Mongolia no longer has the mining boom that was attracting foreign investors in droves up to 2011, when the economy grew an astonishing 17.5%. Although the government hasn’t released last year’s growth figures, most analysts don’t expect anything much above 7%. Mongolia’s unresolved disagreements with foreign mining companies caused foreign investment to slump 74% last year. Cashell says his properties locally range between $2,300 and $2,900 per square metre. But as many of the high-end homes remain empty in another growing district called Zaisan, fears are growing that prices are set to fall. Cashell, though, says he isn’t worried, since prices are still well below those of other growing cities in Southeast Asia as well as Almaty, the capital of neighbouring Kazakhstan. The oil-based economy in 2008 suffered a real estate crisis as the global credit crunch took hold, sending property values down 40%.
“I think Ulaanbaatar will grow faster than Kazakhstan, and luxury in Kazakhstan is still double the price what’s in Ulaanbaatar,” says Cashell.
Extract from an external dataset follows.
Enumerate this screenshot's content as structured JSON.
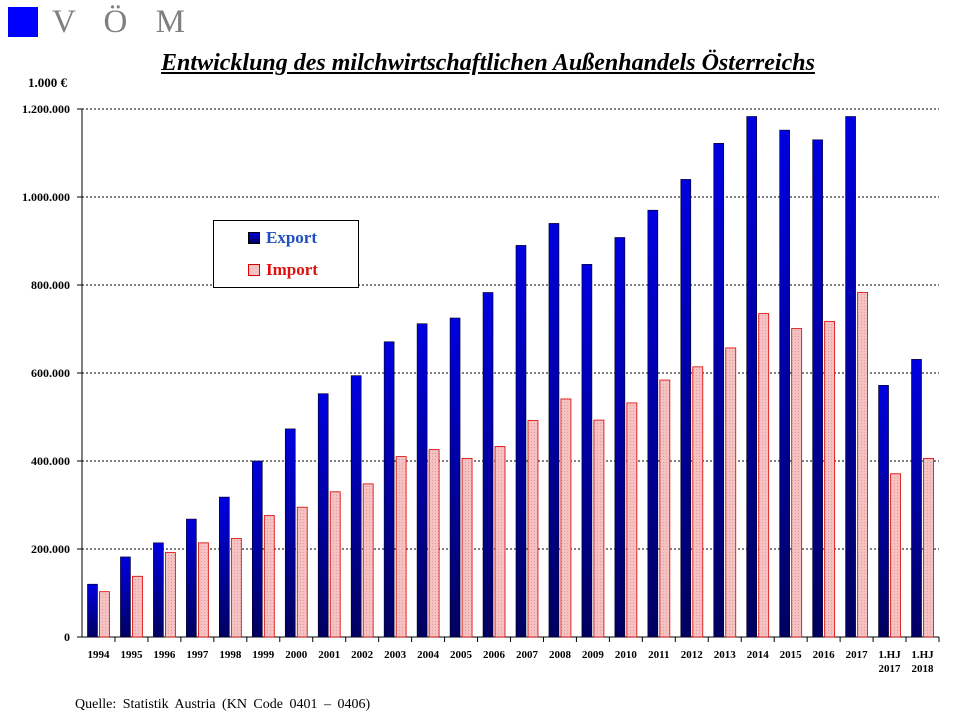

Despite these concerns, developers do not appear to have slowed the pace of building, banking on the idea that economic growth will soon pick up again. Mongolia’s new prime minister has made getting the country’s largest mining projects going again a priority. Meanwhile, a new international airport near to Ulaanbaatar is bringing in fresh investment, and many are hoping that work will finally begin on long-awaited power plants. But while companies like Global Ideas are specializing in creating modern designs by foreign architects, Cashell has grown nostalgic for the now-fading Soviet character. “I think renovating old Soviet buildings will be similar to how right now in London renovations of old historic buildings is a hot topic. Architects fight over these projects,” he says. “I look forward to the day I can get my hands on one of these projects here.”